Dokładnie... cała rzeczywistość. Gdzie się nie obejrzysz to tak jest. Choćby taki marian.....
Printable View
Dokładnie... cała rzeczywistość. Gdzie się nie obejrzysz to tak jest. Choćby taki marian.....
Maziarek? robiłeś u Stolarczyka? Bo z tego co Darek opowiadał to często serwisują 166 niskie z dokładkami i problem mają z podnoszeniem :)
Bardzo tanio Ci powiedział za robotę... a przerabiałem w listopadzie temat z głowicami u niego właśnie (poszła uszczelka pod głowicą i obie robiłem).
Oby teraz śmigała dłuugo :) bo ja w swojej niestety musiałem silnik w marcu tego roku wymienić ;/ panewka poszła.. no i lalki głowice leżą teraz w garażu...
ale i tak lubię ten samochód :P
Wybaczcie, że Was przyprawię o salwy śmiechu, ale powiedzcie mi, jakie objawy sugerują wymianę paska rozrządu? Kupiłem Alfę z Niemiec i w książce serwisowej mam wpis, że pasek był wymieniany ok 50k km temu. Niedługo wyjeżdżam na wakacje, gdzie zrobię w sumie ok 2k km i sie zastanawiam, czy profilaktycznie przed wyjazdem go nie wymienic..

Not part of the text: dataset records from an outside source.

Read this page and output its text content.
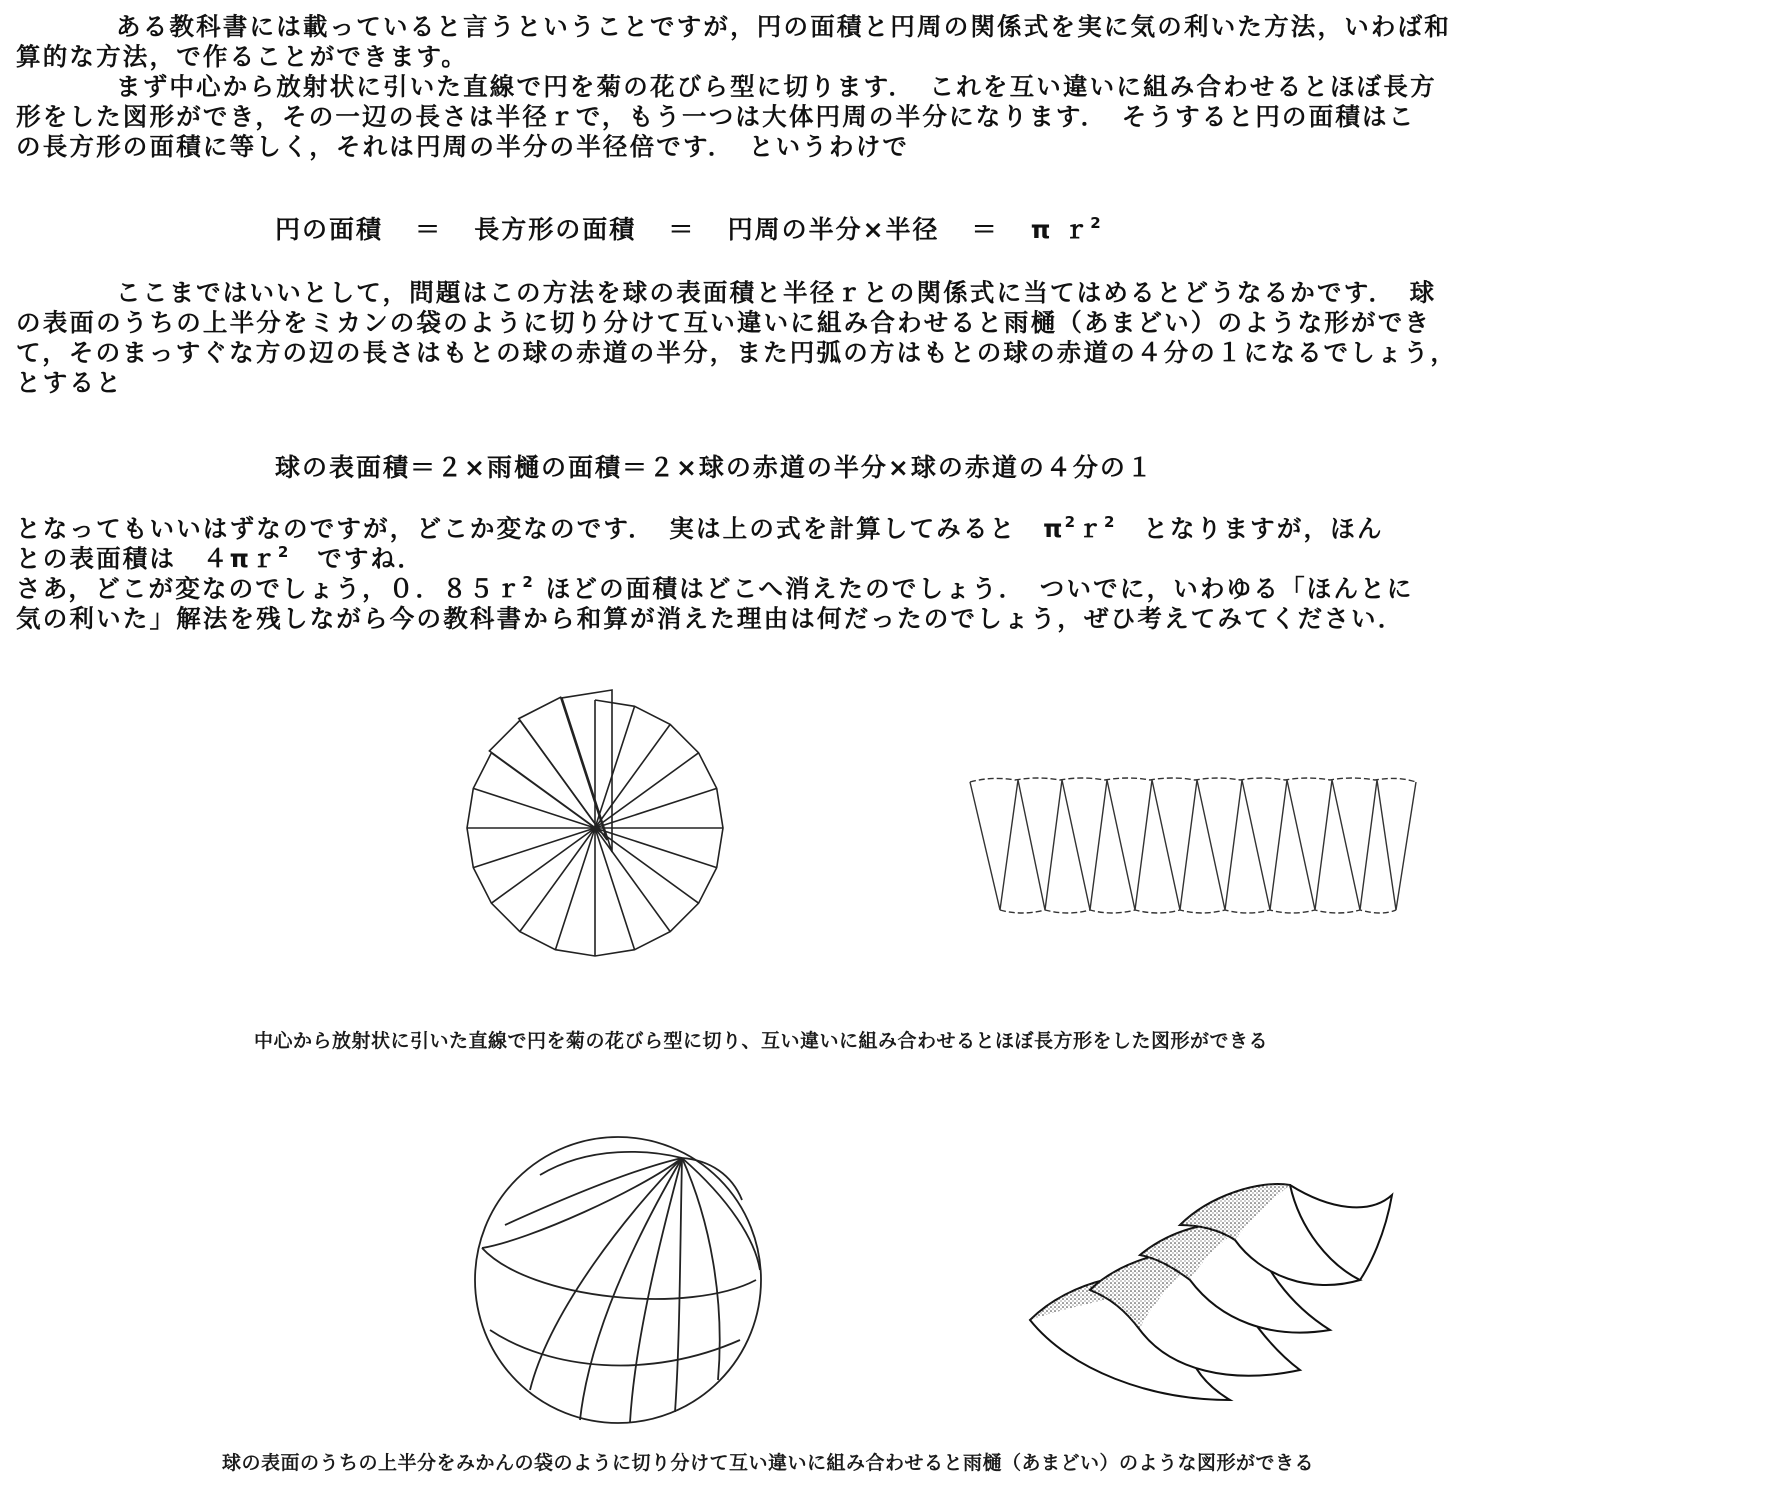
ある教科書には載っていると言うということですが，円の面積と円周の関係式を実に気の利いた方法，いわば和
算的な方法，で作ることができます。
まず中心から放射状に引いた直線で円を菊の花びら型に切ります．　これを互い違いに組み合わせるとほぼ長方
形をした図形ができ，その一辺の長さは半径ｒで，もう一つは大体円周の半分になります．　そうすると円の面積はこ
の長方形の面積に等しく，それは円周の半分の半径倍です．　というわけで
円の面積 ＝ 長方形の面積 ＝ 円周の半分×半径 ＝ π ｒ$^2$
ここまではいいとして，問題はこの方法を球の表面積と半径ｒとの関係式に当てはめるとどうなるかです．　球
の表面のうちの上半分をミカンの袋のように切り分けて互い違いに組み合わせると雨樋（あまどい）のような形ができ
て，そのまっすぐな方の辺の長さはもとの球の赤道の半分，また円弧の方はもとの球の赤道の４分の１になるでしょう，
とすると
球の表面積＝２×雨樋の面積＝２×球の赤道の半分×球の赤道の４分の１
となってもいいはずなのですが，どこか変なのです．　実は上の式を計算してみると　$\pi^2r^2$　となりますが，ほん
との表面積は　４πｒ$^2$　ですね．
さあ，どこが変なのでしょう，０．８５ｒ$^2$ ほどの面積はどこへ消えたのでしょう．　ついでに，いわゆる「ほんとに
気の利いた」解法を残しながら今の教科書から和算が消えた理由は何だったのでしょう，ぜひ考えてみてください．
中心から放射状に引いた直線で円を菊の花びら型に切り、互い違いに組み合わせるとほぼ長方形をした図形ができる
球の表面のうちの上半分をみかんの袋のように切り分けて互い違いに組み合わせると雨樋（あまどい）のような図形ができる
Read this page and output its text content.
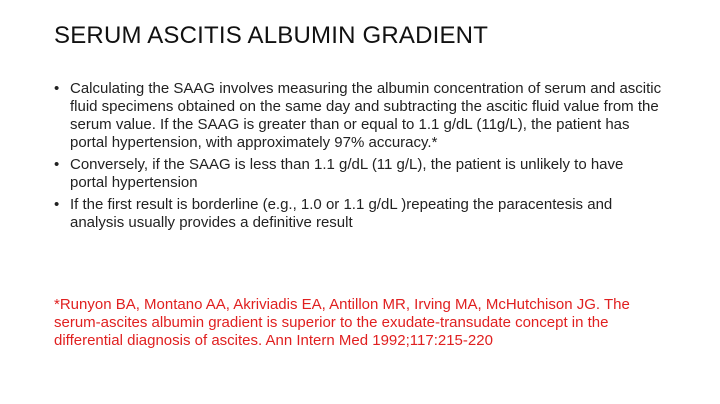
SERUM ASCITIS ALBUMIN GRADIENT
• Calculating the SAAG involves measuring the albumin concentration of serum and ascitic fluid specimens obtained on the same day and subtracting the ascitic fluid value from the serum value. If the SAAG is greater than or equal to 1.1 g/dL (11g/L), the patient has portal hypertension, with approximately 97% accuracy.*
• Conversely, if the SAAG is less than 1.1 g/dL (11 g/L), the patient is unlikely to have portal hypertension
• If the first result is borderline (e.g., 1.0 or 1.1 g/dL )repeating the paracentesis and analysis usually provides a definitive result
*Runyon BA, Montano AA, Akriviadis EA, Antillon MR, Irving MA, McHutchison JG. The serum-ascites albumin gradient is superior to the exudate-transudate concept in the differential diagnosis of ascites. Ann Intern Med 1992;117:215-220
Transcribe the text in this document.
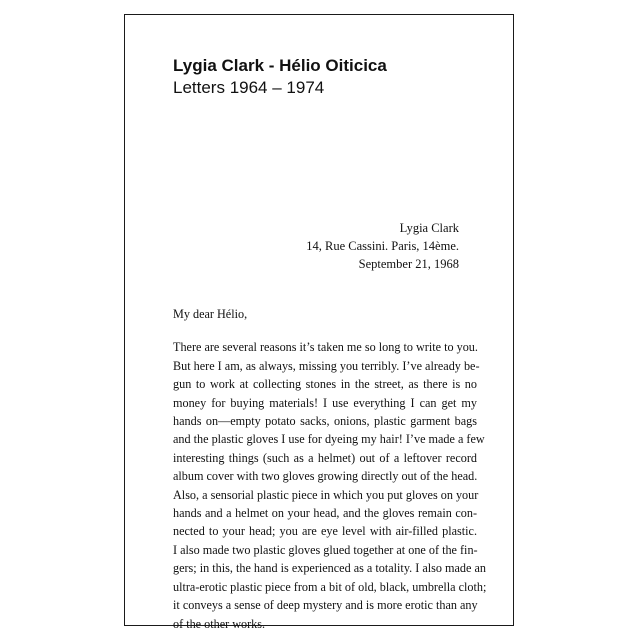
Lygia Clark - Hélio Oiticica
Letters 1964 – 1974
Lygia Clark
14, Rue Cassini. Paris, 14ème.
September 21, 1968
My dear Hélio,
There are several reasons it’s taken me so long to write to you.
But here I am, as always, missing you terribly. I’ve already be-
gun to work at collecting stones in the street, as there is no
money for buying materials! I use everything I can get my
hands on—empty potato sacks, onions, plastic garment bags
and the plastic gloves I use for dyeing my hair! I’ve made a few
interesting things (such as a helmet) out of a leftover record
album cover with two gloves growing directly out of the head.
Also, a sensorial plastic piece in which you put gloves on your
hands and a helmet on your head, and the gloves remain con-
nected to your head; you are eye level with air-filled plastic.
I also made two plastic gloves glued together at one of the fin-
gers; in this, the hand is experienced as a totality. I also made an
ultra-erotic plastic piece from a bit of old, black, umbrella cloth;
it conveys a sense of deep mystery and is more erotic than any
of the other works.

PS. Przed Bellą jeździłem Felicją na łańcuszku, stąd bladego pojęcia nie mam o paskach ;)
Wysłane z iPhone za pomocą Tapatalk
Po kupnie to najlepiej od razu wymienić komplety rozrząd bo dla tych książek serwisowych ja bym za bardzo nie wierzył.
Zawsze mozna skontaktowac.sie z tym serwisem i potwierdzic wpis
Niestety często objawów brak, a pasek może się zerwać. Po zakupie dobrze jest wymienić rozrząd i mieć z tym spokój. Jeśli z jakiegoś powodu nie możesz/nie chcesz to zdejmij chociaż osłonę rozrządu i oblukaj wizualnie pasek. Nie powinien mieć pęknięć i obrys ząbków powinien być zachowany (nie ścięte, zeszlifowane etc.). Dodatkowo posłuchaj czy nie hałasują rolki + napinacz - najlepiej kijem dotykając w miejscu śruby i przykładając do ucha - doskonale słychać wszelkie chrobotania itp. problemy z łożyskami.
podziwiam ludzi ktorzy chca jechac na tak dalekie wakacje bez wiedzy w jakim stanie jest rozrzad. objawow nie uslyszysz, po prostu peknie kiedy skonczy swoj zywot a wtwdykilka tysi na remont zagranica.
Dobre assistance i można jechać ;)
Za granice nie jadę ;) ze Śląska na Mazury, tam trochę pokręcę i w drogę powrotną :)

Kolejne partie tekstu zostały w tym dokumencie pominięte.